Behind the hoardings... a scene of utter devastation

Published: 18th March, 2011

• THE former National Children’s Home site in Highbury Park is barricaded behind tall hoardings covered with stencils depicting wildlife and trees. What lies behind is a contrasting scene of utter devastation and destruction. 

Where once there was a tangle of overgrown garden and never-built-on grassland, home to foxes and birds, now lies the demolished remains of buildings. In one corner a small fragment of transplanted grass lies pathetically behind a tall wire fence – no replacement for the green lung that has now disappeared for ever.

The developer consistently ignored the planning brief which called for “the retention of the mature gardens in their entirety and for 50 per cent affordable housing”. With imagination, the housing could have been clustered on part of the site already built on rather than scattered evenly across the whole site, ruining a final remnant of what Highbury grazing land was like before the city swept over it. 

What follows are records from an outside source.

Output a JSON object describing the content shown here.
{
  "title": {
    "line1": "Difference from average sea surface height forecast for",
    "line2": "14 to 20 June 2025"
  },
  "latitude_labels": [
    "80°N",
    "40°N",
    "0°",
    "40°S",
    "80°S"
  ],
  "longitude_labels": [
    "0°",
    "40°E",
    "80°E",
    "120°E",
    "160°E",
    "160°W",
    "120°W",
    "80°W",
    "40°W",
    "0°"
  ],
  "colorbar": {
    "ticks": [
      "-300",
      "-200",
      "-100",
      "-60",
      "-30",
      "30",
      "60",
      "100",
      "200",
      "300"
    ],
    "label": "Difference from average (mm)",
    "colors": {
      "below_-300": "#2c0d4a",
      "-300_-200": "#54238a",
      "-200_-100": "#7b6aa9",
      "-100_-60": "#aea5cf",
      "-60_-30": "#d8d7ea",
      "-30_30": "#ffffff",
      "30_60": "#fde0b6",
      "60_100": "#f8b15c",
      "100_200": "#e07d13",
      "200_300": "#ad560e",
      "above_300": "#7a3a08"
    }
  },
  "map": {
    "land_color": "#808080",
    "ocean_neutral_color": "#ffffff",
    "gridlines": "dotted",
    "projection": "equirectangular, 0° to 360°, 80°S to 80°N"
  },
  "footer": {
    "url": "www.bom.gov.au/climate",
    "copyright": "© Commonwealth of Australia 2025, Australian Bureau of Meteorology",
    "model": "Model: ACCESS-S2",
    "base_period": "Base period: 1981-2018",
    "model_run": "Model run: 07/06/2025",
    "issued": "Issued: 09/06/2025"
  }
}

By granting planning permission to a scheme that is destroying the mature gardens, while failing to deliver the required 50 per cent affordable housing, our councillors have demonstrated their willingness to capitulate to developers and a complete lack of understanding of the importance of biodiversity and green space for the health and wellbeing of residents.  

The Green Party, along with residents, campaigned hard to retain the grassland area. Councillors granted a minor concession to preserving biodiversity by asking the developer to retain a few square metres of grass. The inadequacy of this is glaringly obvious to anyone overlooking the site.